The last element of the Obama comeback is the first: Obamacare, a moderate Republican answer to an age-old Democratic dream, modelled on what Romney did in Massachussetts when he was its Republican governor. By 2016, the clumsy implementation of the policy, which cost a lot of Democrats their seats, will be a distant memory. What will remain will be expanded medical care at sustainable cost, a key ingredient in a general economic recovery.

Obama remains a hard guy to like, distant and diffident, cautious, rarely a stirring speaker.
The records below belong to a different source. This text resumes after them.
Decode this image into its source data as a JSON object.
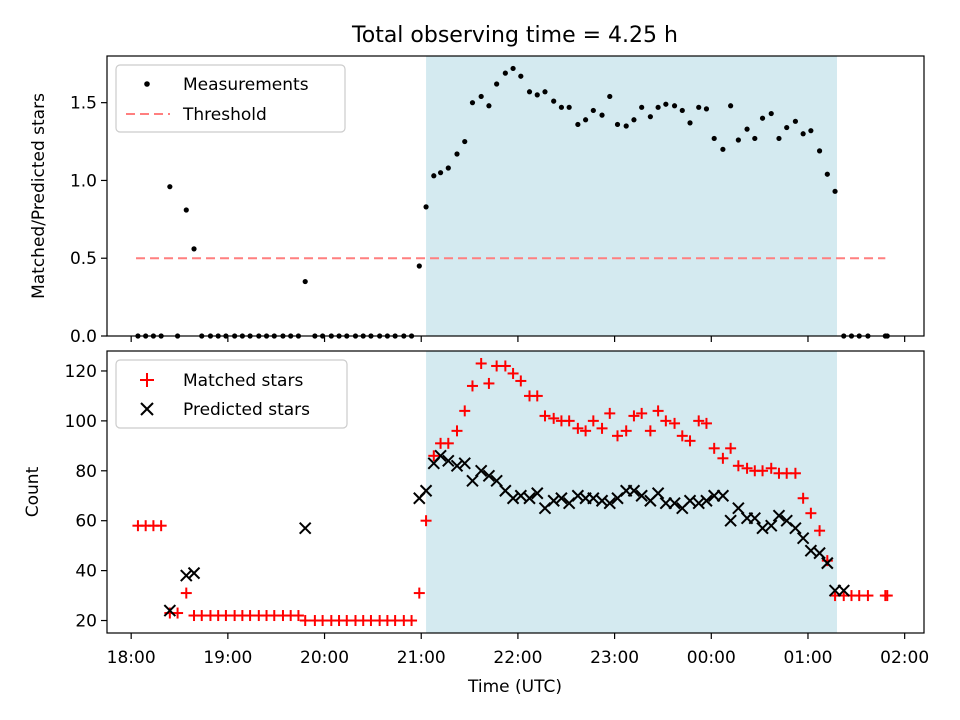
{
  "chart_data": [
    {
      "type": "scatter",
      "title": "Total observing time = 4.25 h",
      "ylabel": "Matched/Predicted stars",
      "xlabel": "",
      "ylim": [
        0,
        1.8
      ],
      "yticks": [
        0.0,
        0.5,
        1.0,
        1.5
      ],
      "ytick_labels": [
        "0.0",
        "0.5",
        "1.0",
        "1.5"
      ],
      "legend": {
        "position": "upper-left",
        "entries": [
          "Measurements",
          "Threshold"
        ]
      },
      "shaded_region": {
        "x": [
          21.05,
          25.3
        ],
        "color": "#d4eaf0"
      },
      "threshold": {
        "y": 0.5,
        "x": [
          18.05,
          25.8
        ],
        "color": "#ff7f7f"
      },
      "series": [
        {
          "name": "Measurements",
          "marker": "dot",
          "color": "#000000",
          "x": [
            18.07,
            18.15,
            18.23,
            18.31,
            18.4,
            18.48,
            18.57,
            18.65,
            18.73,
            18.82,
            18.9,
            18.98,
            19.07,
            19.15,
            19.23,
            19.32,
            19.4,
            19.48,
            19.57,
            19.65,
            19.73,
            19.8,
            19.9,
            19.98,
            20.07,
            20.15,
            20.23,
            20.32,
            20.4,
            20.48,
            20.57,
            20.65,
            20.73,
            20.82,
            20.9,
            20.98,
            21.05,
            21.13,
            21.2,
            21.28,
            21.37,
            21.45,
            21.53,
            21.62,
            21.7,
            21.78,
            21.87,
            21.95,
            22.03,
            22.12,
            22.2,
            22.28,
            22.37,
            22.45,
            22.53,
            22.62,
            22.7,
            22.78,
            22.87,
            22.95,
            23.03,
            23.12,
            23.2,
            23.28,
            23.37,
            23.45,
            23.53,
            23.62,
            23.7,
            23.78,
            23.87,
            23.95,
            24.03,
            24.12,
            24.2,
            24.28,
            24.37,
            24.45,
            24.53,
            24.62,
            24.7,
            24.78,
            24.87,
            24.95,
            25.03,
            25.12,
            25.2,
            25.28,
            25.37,
            25.45,
            25.53,
            25.62,
            25.8,
            25.82
          ],
          "y": [
            0,
            0,
            0,
            0,
            0.96,
            0,
            0.81,
            0.56,
            0,
            0,
            0,
            0,
            0,
            0,
            0,
            0,
            0,
            0,
            0,
            0,
            0,
            0.35,
            0,
            0,
            0,
            0,
            0,
            0,
            0,
            0,
            0,
            0,
            0,
            0,
            0,
            0.45,
            0.83,
            1.03,
            1.05,
            1.08,
            1.17,
            1.25,
            1.5,
            1.54,
            1.48,
            1.62,
            1.69,
            1.72,
            1.67,
            1.57,
            1.55,
            1.57,
            1.51,
            1.47,
            1.47,
            1.36,
            1.39,
            1.45,
            1.42,
            1.54,
            1.36,
            1.35,
            1.39,
            1.47,
            1.41,
            1.47,
            1.49,
            1.48,
            1.45,
            1.37,
            1.47,
            1.46,
            1.27,
            1.2,
            1.48,
            1.26,
            1.33,
            1.27,
            1.4,
            1.43,
            1.27,
            1.34,
            1.38,
            1.3,
            1.32,
            1.19,
            1.04,
            0.93,
            0,
            0,
            0,
            0,
            0,
            0
          ]
        }
      ]
    },
    {
      "type": "scatter",
      "title": "",
      "ylabel": "Count",
      "xlabel": "Time (UTC)",
      "ylim": [
        15,
        128
      ],
      "yticks": [
        20,
        40,
        60,
        80,
        100,
        120
      ],
      "ytick_labels": [
        "20",
        "40",
        "60",
        "80",
        "100",
        "120"
      ],
      "xlim": [
        17.75,
        26.2
      ],
      "xticks": [
        18,
        19,
        20,
        21,
        22,
        23,
        24,
        25,
        26
      ],
      "xtick_labels": [
        "18:00",
        "19:00",
        "20:00",
        "21:00",
        "22:00",
        "23:00",
        "00:00",
        "01:00",
        "02:00"
      ],
      "legend": {
        "position": "upper-left",
        "entries": [
          "Matched stars",
          "Predicted stars"
        ]
      },
      "shaded_region": {
        "x": [
          21.05,
          25.3
        ],
        "color": "#d4eaf0"
      },
      "series": [
        {
          "name": "Matched stars",
          "marker": "plus",
          "color": "#ff0000",
          "x": [
            18.07,
            18.15,
            18.23,
            18.31,
            18.4,
            18.48,
            18.57,
            18.65,
            18.73,
            18.82,
            18.9,
            18.98,
            19.07,
            19.15,
            19.23,
            19.32,
            19.4,
            19.48,
            19.57,
            19.65,
            19.73,
            19.8,
            19.9,
            19.98,
            20.07,
            20.15,
            20.23,
            20.32,
            20.4,
            20.48,
            20.57,
            20.65,
            20.73,
            20.82,
            20.9,
            20.98,
            21.05,
            21.13,
            21.2,
            21.28,
            21.37,
            21.45,
            21.53,
            21.62,
            21.7,
            21.78,
            21.87,
            21.95,
            22.03,
            22.12,
            22.2,
            22.28,
            22.37,
            22.45,
            22.53,
            22.62,
            22.7,
            22.78,
            22.87,
            22.95,
            23.03,
            23.12,
            23.2,
            23.28,
            23.37,
            23.45,
            23.53,
            23.62,
            23.7,
            23.78,
            23.87,
            23.95,
            24.03,
            24.12,
            24.2,
            24.28,
            24.37,
            24.45,
            24.53,
            24.62,
            24.7,
            24.78,
            24.87,
            24.95,
            25.03,
            25.12,
            25.2,
            25.28,
            25.37,
            25.45,
            25.53,
            25.62,
            25.8,
            25.82
          ],
          "y": [
            58,
            58,
            58,
            58,
            23,
            23,
            31,
            22,
            22,
            22,
            22,
            22,
            22,
            22,
            22,
            22,
            22,
            22,
            22,
            22,
            22,
            20,
            20,
            20,
            20,
            20,
            20,
            20,
            20,
            20,
            20,
            20,
            20,
            20,
            20,
            31,
            60,
            86,
            91,
            91,
            96,
            104,
            114,
            123,
            115,
            122,
            122,
            119,
            116,
            110,
            110,
            102,
            101,
            100,
            100,
            97,
            96,
            100,
            97,
            103,
            94,
            96,
            102,
            103,
            96,
            104,
            100,
            99,
            94,
            92,
            100,
            99,
            89,
            85,
            89,
            82,
            81,
            80,
            80,
            81,
            79,
            79,
            79,
            69,
            63,
            56,
            44,
            30,
            30,
            30,
            30,
            30,
            30,
            30
          ]
        },
        {
          "name": "Predicted stars",
          "marker": "x",
          "color": "#000000",
          "x": [
            18.4,
            18.57,
            18.65,
            19.8,
            20.98,
            21.05,
            21.13,
            21.2,
            21.28,
            21.37,
            21.45,
            21.53,
            21.62,
            21.7,
            21.78,
            21.87,
            21.95,
            22.03,
            22.12,
            22.2,
            22.28,
            22.37,
            22.45,
            22.53,
            22.62,
            22.7,
            22.78,
            22.87,
            22.95,
            23.03,
            23.12,
            23.2,
            23.28,
            23.37,
            23.45,
            23.53,
            23.62,
            23.7,
            23.78,
            23.87,
            23.95,
            24.03,
            24.12,
            24.2,
            24.28,
            24.37,
            24.45,
            24.53,
            24.62,
            24.7,
            24.78,
            24.87,
            24.95,
            25.03,
            25.12,
            25.2,
            25.28,
            25.37
          ],
          "y": [
            24,
            38,
            39,
            57,
            69,
            72,
            83,
            86,
            84,
            82,
            83,
            76,
            80,
            78,
            76,
            72,
            69,
            70,
            69,
            71,
            65,
            68,
            69,
            67,
            70,
            69,
            69,
            68,
            67,
            69,
            72,
            72,
            70,
            68,
            71,
            67,
            67,
            65,
            68,
            67,
            68,
            70,
            70,
            60,
            65,
            61,
            61,
            57,
            58,
            62,
            60,
            57,
            53,
            48,
            47,
            43,
            32,
            32
          ]
        }
      ]
    }
  ]
}
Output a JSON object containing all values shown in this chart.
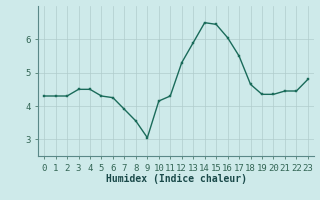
{
  "x": [
    0,
    1,
    2,
    3,
    4,
    5,
    6,
    7,
    8,
    9,
    10,
    11,
    12,
    13,
    14,
    15,
    16,
    17,
    18,
    19,
    20,
    21,
    22,
    23
  ],
  "y": [
    4.3,
    4.3,
    4.3,
    4.5,
    4.5,
    4.3,
    4.25,
    3.9,
    3.55,
    3.05,
    4.15,
    4.3,
    5.3,
    5.9,
    6.5,
    6.45,
    6.05,
    5.5,
    4.65,
    4.35,
    4.35,
    4.45,
    4.45,
    4.8
  ],
  "xlabel": "Humidex (Indice chaleur)",
  "ylim": [
    2.5,
    7.0
  ],
  "xlim": [
    -0.5,
    23.5
  ],
  "yticks": [
    3,
    4,
    5,
    6
  ],
  "xticks": [
    0,
    1,
    2,
    3,
    4,
    5,
    6,
    7,
    8,
    9,
    10,
    11,
    12,
    13,
    14,
    15,
    16,
    17,
    18,
    19,
    20,
    21,
    22,
    23
  ],
  "line_color": "#1a6b5a",
  "marker_color": "#1a6b5a",
  "bg_color": "#ceeaea",
  "grid_color": "#b0cccc",
  "spine_color": "#5a8888",
  "tick_color": "#336655",
  "label_color": "#1a4a4a",
  "xlabel_fontsize": 7,
  "tick_fontsize": 6.5
}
Most of his victories in 2014 were a loner’s victories, the result of executive action instead of legislative or foreign-policy coalition-building. You get the impression that by the time he’s done, he’ll be delighted to get out of Washington. It’s nearly a certainty that Washington won’t miss him. But even after the rout of 2014, I’m starting to like the Democratic nominee’s chances in the presidential election of 2016.